5.23 Anders dan Tatung, acht het hof niet van belang of zich in het verleden vergelijkbare incidenten met [geïntimeerde] hebben voorgedaan. Het hof laat daarbij in het midden of, zoals Tatung heeft gesteld en [geïntimeerde] gemotiveerd heeft betwist, dit eerdere gedrag van [geïntimeerde] bij de beoordeling van de vraag of sprake is van een dringende reden, in aanmerking mag worden genomen. Ook indien er veronderstellenderwijze van zou worden uitgegaan dat [geïntimeerde] in 2002/2003 ziekte heeft voorgewend omdat hij onvoldoende vakantiedagen had om met vakantie te gaan, dan kan op die grond in deze procedure niet worden aangenomen dat [geïntimeerde] op en na 17 december 2004, althans vanaf 21 december 2004, ook niet arbeidsongeschikt is geweest. Grief 3 faalt.
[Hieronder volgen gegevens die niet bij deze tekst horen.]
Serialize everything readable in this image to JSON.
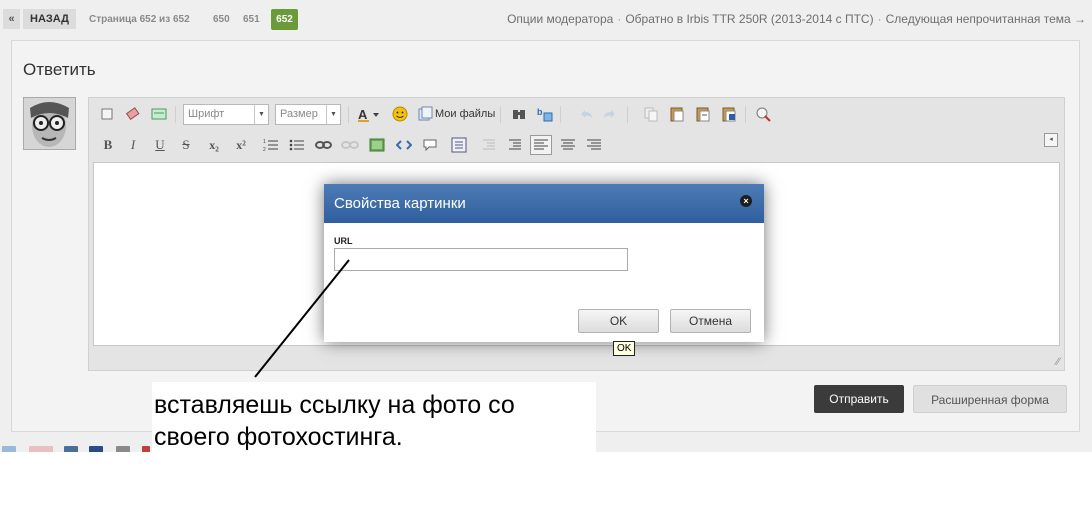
{
  "nav": {
    "arrow": "«",
    "back": "НАЗАД",
    "page_info": "Страница 652 из 652",
    "pages": [
      "650",
      "651"
    ],
    "current_page": "652"
  },
  "topright": {
    "moderator": "Опции модератора",
    "back_to": "Обратно в Irbis TTR 250R (2013-2014 с ПТС)",
    "next_unread": "Следующая непрочитанная тема →",
    "separator": "·"
  },
  "panel": {
    "title": "Ответить"
  },
  "toolbar": {
    "font_select": "Шрифт",
    "size_select": "Размер",
    "my_files": "Мои файлы",
    "bold": "B",
    "italic": "I",
    "underline": "U",
    "strike": "S",
    "subscript": "x₂",
    "superscript": "x²"
  },
  "buttons": {
    "send": "Отправить",
    "advanced": "Расширенная форма"
  },
  "dialog": {
    "title": "Свойства картинки",
    "url_label": "URL",
    "url_value": "",
    "ok": "OK",
    "cancel": "Отмена",
    "tooltip": "OK"
  },
  "annotation": {
    "text": "вставляешь ссылку на фото со\nсвоего фотохостинга."
  },
  "colors": {
    "accent_green": "#6a9a3a",
    "dialog_header": "#3a6aa8",
    "send_button": "#3b3b3b"
  }
}
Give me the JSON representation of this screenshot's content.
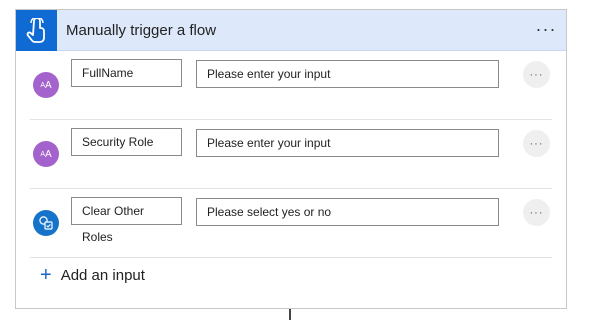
{
  "header": {
    "title": "Manually trigger a flow",
    "icon": "touch-hand-icon",
    "more_label": "···",
    "color": "#0f6ad4"
  },
  "inputs": [
    {
      "type_icon": "text-input-icon",
      "type_glyph": "AA",
      "name": "FullName",
      "placeholder": "Please enter your input",
      "more_label": "···"
    },
    {
      "type_icon": "text-input-icon",
      "type_glyph": "AA",
      "name": "Security Role",
      "placeholder": "Please enter your input",
      "more_label": "···"
    },
    {
      "type_icon": "yes-no-input-icon",
      "type_glyph": "",
      "name": "Clear Other Roles",
      "placeholder": "Please select yes or no",
      "more_label": "···"
    }
  ],
  "add_input": {
    "icon": "plus-icon",
    "label": "Add an input"
  }
}
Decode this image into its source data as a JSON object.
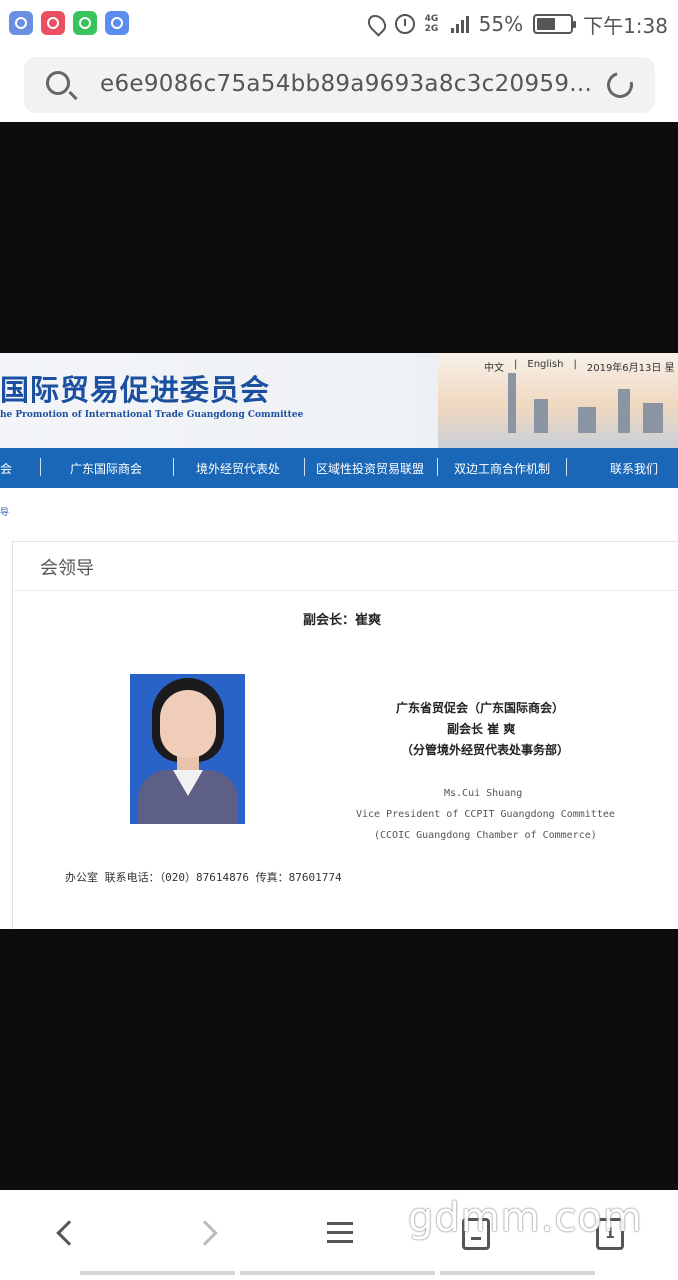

5.24 Iedere verdere beslissing zal worden aangehouden.
6 De beslissing
Het hof, recht doende in hoger beroep:
laat Tatung toe te bewijzen dat [geïntimeerde] op en na 17 december 2004, althans vanaf 21 december 2004, arbeidsgeschikt was;
bepaalt dat, indien Tatung dat bewijs door middel van getuigen wenst te leveren, het verhoor van deze getuigen zal geschieden ten overstaan van het tot raadsheer-commissaris benoemde lid van dit hof mr E.B. Knottnerus, die daartoe zitting zal houden in het paleis van justitie aan de Walburgstraat 2-4 te Arnhem en wel op 18 december 2007 om 14.00 uur;
bepaalt dat voor deze zitting in beginsel één dagdeel -van maximaal 2,5 uur- beschikbaar is en dat partijen zich erop moeten voorbereiden dat aan het einde van deze zitting een datum voor een nieuwe zitting zal worden bepaald voor voortzetting (of tegen)getuigenverhoor;
bepaalt dat de procureur alleen in geval van dringende verhindering tot twee weken na heden uitsluitend schriftelijk aanhouding kan verzoeken met vermelding van die dringende reden van verhindering en onder opgave van verhinderdata van beide partijen (en/of getuigen) en dat aanhoudingsverzoeken na die datum in beginsel niet worden toegestaan;
bepaalt dat Tatung het aantal, de namen en de woonplaats van de voor te brengen getuigen uiterlijk een week voor de zitting dient op te geven, ambtshalve peremptoir, onder gelijktijdige mededeling daarvan aan de wederpartij;
houdt verder iedere beslissing aan.
Dit arrest is gewezen door mrs. Fokker, Katz-Soeterboek en Knottnerus en is in tegenwoordigheid van de griffier uitgesproken ter openbare terechtzitting van 23 oktober 2007.